Reassured that needle-stick is an important cause for dental institutions and clinics, Team Medical developed an initial proof-of-concept for the needle-stick prevention device. Our “needle clamp” [see Figure 1] was designed to allow the user to recap the needle after use with a single hand. Implemented with paper clips and an existing needle cap, this first concept led us to consider a guide on which the syringe could rest so that the needle could slide easily into the cap.

Figure 2: Pre-alpha
Our second prototype was created out of foam core [see Figure 2] and shown to practicing dentists and dental students, including Maulik Kotdawala at Tufts. One concern these potential users cited was how to prevent the needle from being retracted once it was capped for disposal. The “aha!” moment that occurred while brainstorming was to push the base of the needle, or needle hub, through a “trapping device” so it could not be pulled back—an O-ring seemed promising for this purpose. We also improvised our design to include a “parking area” for the syringe between uses. Based on the initial user feedback and our own improvisations, we planned the construction of a third prototype using computer numerical-controlled (CNC) fabrication. We sent our CAD drawings to a local machine shop and anxiously awaited the manufacture of our first “real” prototype. When the prototype [see Figure 3] arrived soon thereafter, Team Medical was thrilled to demonstrate it to potential “customers”!
Figure 3: Alpha Gen 1

Our excitement was short-lived, as users cited three critical issues with our latest design: 1) The needle capture hole was not well aligned with the syringe guide, so the needle could miss the cap; 2) the gap between the parking area and the syringe guide could allow a hand to get caught, which might cause the device to topple, exposing the needle; and 3) the presence of both the “parking area” and the syringe guide might confound the user as to where to rest the syringe after use. Changes to accommodate this input had to be made quickly, just days before the final product presentation.

Figure 4: Alpha Gen 2
By stroke of luck, another PDD team came to our rescue, advising us on the services of a local shop that used a rapid-prototyping method called fused deposition modeling (FDM). As a result, our final prototype was born [see Figure 4].

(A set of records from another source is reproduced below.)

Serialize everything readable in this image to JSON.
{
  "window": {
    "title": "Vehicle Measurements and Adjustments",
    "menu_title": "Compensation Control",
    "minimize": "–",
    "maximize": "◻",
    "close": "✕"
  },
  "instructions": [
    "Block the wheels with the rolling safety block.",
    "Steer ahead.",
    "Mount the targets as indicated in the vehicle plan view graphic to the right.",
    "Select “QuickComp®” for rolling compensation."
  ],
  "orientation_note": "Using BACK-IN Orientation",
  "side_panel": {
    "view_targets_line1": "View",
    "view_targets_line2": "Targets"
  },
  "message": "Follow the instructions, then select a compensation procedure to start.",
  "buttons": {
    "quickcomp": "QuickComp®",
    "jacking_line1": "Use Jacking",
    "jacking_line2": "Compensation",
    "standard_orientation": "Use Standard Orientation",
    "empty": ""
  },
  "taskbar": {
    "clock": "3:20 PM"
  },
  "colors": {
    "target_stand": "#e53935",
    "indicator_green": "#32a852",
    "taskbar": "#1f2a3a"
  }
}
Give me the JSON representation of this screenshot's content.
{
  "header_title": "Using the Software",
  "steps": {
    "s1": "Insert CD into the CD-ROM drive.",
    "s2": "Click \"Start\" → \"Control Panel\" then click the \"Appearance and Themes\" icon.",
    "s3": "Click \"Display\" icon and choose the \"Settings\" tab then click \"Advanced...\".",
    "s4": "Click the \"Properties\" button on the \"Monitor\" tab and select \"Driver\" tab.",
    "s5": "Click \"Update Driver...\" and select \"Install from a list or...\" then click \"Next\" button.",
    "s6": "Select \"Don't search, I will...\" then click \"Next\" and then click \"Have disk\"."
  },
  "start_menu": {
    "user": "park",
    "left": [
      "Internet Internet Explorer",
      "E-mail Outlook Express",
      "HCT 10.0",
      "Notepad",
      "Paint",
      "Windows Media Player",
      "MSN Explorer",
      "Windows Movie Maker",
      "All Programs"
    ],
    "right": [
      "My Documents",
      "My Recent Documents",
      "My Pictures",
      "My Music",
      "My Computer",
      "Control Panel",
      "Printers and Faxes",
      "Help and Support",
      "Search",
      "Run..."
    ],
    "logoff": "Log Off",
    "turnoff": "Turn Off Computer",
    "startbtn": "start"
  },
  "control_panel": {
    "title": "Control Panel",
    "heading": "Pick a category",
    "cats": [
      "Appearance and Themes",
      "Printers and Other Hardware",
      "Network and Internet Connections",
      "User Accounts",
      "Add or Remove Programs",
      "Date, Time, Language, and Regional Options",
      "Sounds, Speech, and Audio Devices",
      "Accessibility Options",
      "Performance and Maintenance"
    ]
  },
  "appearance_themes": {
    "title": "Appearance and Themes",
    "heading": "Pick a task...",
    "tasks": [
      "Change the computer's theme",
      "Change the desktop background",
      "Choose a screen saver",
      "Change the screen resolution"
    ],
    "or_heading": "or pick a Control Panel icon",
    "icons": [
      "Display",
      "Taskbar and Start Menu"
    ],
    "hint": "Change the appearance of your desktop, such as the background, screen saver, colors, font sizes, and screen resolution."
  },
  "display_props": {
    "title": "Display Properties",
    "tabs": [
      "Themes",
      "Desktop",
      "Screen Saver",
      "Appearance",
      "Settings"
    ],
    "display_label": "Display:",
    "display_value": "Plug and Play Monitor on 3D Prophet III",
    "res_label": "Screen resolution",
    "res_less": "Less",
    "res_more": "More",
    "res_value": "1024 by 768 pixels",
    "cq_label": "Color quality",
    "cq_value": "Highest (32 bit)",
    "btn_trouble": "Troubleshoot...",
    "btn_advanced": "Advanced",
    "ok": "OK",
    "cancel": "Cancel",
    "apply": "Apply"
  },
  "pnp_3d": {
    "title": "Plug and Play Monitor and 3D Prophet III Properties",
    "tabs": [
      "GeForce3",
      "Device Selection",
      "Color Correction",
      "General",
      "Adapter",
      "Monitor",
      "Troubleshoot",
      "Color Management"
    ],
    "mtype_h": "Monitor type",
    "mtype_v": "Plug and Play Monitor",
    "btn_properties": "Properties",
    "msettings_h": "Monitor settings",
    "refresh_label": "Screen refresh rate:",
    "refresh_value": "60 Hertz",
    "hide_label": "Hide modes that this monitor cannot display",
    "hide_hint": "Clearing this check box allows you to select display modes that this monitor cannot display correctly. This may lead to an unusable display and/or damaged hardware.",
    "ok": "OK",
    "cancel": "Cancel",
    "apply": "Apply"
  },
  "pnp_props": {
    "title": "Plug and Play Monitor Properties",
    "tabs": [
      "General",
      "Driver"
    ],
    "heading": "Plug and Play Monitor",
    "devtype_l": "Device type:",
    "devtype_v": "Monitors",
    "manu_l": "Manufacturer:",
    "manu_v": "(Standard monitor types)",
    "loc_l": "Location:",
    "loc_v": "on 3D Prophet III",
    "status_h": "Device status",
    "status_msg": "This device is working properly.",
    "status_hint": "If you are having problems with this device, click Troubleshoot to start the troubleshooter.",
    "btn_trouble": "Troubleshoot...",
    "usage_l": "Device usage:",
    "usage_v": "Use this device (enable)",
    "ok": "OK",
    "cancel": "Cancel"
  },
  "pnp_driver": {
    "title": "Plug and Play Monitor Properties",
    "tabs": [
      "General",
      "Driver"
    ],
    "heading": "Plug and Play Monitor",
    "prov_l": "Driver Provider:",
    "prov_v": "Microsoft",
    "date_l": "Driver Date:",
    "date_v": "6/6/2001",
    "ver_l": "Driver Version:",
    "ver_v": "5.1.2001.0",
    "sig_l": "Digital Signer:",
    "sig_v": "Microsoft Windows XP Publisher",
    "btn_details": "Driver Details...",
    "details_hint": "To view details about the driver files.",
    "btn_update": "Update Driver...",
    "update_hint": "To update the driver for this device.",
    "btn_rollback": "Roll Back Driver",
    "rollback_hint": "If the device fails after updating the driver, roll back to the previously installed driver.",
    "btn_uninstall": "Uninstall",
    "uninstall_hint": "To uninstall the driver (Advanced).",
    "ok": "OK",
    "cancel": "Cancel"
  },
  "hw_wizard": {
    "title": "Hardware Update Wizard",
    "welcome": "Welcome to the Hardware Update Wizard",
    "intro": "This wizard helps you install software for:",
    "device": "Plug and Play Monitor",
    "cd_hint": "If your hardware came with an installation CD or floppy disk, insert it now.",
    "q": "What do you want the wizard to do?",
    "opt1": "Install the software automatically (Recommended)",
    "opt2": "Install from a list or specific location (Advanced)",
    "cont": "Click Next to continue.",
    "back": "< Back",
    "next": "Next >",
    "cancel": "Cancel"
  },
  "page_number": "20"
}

With our freshly minted prototype in hand, Team Medical rushed to revisit its lead users for their assessment. Aside from a few minor requests, both Ganda and Kotdawala from Tufts accepted our prototype in concept and agreed to demonstrate it on film to our class. Our team was gratified at the outcome of our toils and felt confident showing Stikaway for the final PDD presentation.

With so many interesting products on display during the finals, including an automatic door opener and a calendar for the blind, all of us on Team Medical were extremely proud to win first place in the competition.